One Day Course: Wednesday 5 June 2024


Deciphering the handwriting of the past is just the first step in the process of presenting it for others to read. This course combines palaeography (the decipherment of Early Modern handwriting) with diplomatic (studying the form that past documents took) and the process of editorial intervention that enables us to present our transcription in a form that makes it accessible to others in a satisfactory scholarly way.
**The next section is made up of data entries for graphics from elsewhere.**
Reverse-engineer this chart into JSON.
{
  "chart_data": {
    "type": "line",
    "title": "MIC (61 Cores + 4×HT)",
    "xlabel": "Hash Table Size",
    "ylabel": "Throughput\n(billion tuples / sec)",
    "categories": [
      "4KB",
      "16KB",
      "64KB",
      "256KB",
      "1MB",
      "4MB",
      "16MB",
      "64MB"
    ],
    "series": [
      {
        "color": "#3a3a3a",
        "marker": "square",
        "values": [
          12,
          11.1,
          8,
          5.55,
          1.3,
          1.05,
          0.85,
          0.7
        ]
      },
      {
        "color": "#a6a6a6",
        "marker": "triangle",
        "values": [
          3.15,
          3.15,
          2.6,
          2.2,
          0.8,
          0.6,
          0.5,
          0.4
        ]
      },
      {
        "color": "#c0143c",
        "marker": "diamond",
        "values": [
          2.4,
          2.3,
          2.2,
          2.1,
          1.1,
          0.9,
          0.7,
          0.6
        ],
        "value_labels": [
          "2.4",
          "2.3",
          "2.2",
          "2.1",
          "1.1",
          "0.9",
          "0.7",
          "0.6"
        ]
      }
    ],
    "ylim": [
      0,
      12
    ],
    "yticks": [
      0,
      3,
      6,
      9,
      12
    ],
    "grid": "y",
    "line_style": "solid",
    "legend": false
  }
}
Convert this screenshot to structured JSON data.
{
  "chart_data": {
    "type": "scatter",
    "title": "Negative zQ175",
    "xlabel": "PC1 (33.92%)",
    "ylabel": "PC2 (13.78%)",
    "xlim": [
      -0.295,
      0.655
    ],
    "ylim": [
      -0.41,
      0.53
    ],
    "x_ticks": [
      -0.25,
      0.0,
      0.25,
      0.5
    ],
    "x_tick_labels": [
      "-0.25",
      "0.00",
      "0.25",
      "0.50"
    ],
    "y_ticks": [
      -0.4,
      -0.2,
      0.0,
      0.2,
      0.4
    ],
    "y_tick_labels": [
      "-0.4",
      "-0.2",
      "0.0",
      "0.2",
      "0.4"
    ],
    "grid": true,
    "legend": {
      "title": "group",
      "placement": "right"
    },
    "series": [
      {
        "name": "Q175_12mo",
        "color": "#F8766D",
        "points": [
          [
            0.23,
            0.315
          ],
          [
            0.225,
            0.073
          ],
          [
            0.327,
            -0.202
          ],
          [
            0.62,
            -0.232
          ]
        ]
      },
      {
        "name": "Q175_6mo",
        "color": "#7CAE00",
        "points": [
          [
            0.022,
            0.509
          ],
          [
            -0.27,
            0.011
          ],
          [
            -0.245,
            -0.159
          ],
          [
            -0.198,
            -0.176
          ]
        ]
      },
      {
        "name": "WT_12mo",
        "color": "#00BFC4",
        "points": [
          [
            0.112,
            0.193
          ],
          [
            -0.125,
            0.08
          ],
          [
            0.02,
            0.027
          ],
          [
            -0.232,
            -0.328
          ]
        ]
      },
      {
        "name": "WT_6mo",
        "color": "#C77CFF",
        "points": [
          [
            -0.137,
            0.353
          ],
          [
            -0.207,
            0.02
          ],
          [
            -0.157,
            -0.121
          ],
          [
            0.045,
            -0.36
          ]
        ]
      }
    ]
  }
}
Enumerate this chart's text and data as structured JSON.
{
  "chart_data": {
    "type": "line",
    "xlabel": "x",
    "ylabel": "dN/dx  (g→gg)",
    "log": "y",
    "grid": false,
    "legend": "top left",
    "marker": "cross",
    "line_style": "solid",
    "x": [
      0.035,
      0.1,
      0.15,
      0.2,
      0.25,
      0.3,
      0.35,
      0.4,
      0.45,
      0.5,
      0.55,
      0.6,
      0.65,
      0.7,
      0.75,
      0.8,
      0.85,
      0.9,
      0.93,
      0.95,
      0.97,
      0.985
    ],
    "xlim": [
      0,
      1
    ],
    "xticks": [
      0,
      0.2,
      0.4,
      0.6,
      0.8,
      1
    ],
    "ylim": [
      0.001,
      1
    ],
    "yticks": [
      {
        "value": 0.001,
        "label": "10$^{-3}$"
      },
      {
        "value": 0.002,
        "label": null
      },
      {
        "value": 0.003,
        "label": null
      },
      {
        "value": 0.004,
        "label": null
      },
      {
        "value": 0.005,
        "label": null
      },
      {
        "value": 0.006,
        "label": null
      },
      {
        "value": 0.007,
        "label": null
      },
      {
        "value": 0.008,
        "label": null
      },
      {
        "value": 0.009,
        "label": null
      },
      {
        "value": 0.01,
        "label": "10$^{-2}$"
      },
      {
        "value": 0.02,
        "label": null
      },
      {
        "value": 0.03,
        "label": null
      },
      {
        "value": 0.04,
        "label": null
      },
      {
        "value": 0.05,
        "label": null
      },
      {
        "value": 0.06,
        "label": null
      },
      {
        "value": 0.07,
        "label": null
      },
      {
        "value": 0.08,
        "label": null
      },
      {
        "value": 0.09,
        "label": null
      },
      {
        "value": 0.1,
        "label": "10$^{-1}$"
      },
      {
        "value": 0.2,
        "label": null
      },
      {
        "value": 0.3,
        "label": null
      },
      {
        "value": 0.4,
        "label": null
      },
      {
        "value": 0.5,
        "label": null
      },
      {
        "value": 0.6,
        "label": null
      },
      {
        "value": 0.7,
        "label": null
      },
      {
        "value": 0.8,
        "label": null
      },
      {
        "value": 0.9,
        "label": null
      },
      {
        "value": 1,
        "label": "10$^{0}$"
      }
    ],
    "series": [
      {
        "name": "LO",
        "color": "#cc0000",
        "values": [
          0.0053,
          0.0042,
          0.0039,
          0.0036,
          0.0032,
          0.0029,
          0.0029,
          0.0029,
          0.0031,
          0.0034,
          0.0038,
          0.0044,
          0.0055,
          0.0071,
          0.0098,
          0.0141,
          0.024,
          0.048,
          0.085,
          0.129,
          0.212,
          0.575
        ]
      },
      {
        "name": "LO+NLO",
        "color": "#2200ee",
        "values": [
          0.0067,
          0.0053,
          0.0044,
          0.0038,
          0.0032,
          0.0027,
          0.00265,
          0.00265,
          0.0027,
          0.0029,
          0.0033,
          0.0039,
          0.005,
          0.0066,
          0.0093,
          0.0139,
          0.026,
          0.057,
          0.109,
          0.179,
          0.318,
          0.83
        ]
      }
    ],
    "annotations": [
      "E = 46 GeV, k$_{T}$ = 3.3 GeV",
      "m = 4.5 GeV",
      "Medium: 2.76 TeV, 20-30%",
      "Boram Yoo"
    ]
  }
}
The act of transcribing a document is always an act of editing: this day will aim to make that act a planned exercise that achieves the transformation in the best way possible.

Course Requirements

  1. No prior knowledge of Latin is needed.
  2.  Helpful (but not necessary) if students have at least a little experience of looking at Early Modern documents. 

Essential Reading

  • Giles Dawson and Laetitia Kennedy-Skipton, Elizabethan Handwriting, 1500-1650: A Guide to the Reading of Documents and Manuscripts (London, 1968; and later reprints)
  • Paul Harvey, Editing Historical Records (London: British Library, [2001])
  • Michael Hunter, Editing Early Modern Texts: An Introduction to Principles and Practice (Basingstoke, 2009)

Location

This course will take place in Senate House.

Fees

Course fees for LIPS 2024 are below:

 StandardStudent
One Day Course £145 £105

Dr Nigel Ramsay

Medievalist who was trained initially in legal history but then branched out into library history, art history and the history of monasticism.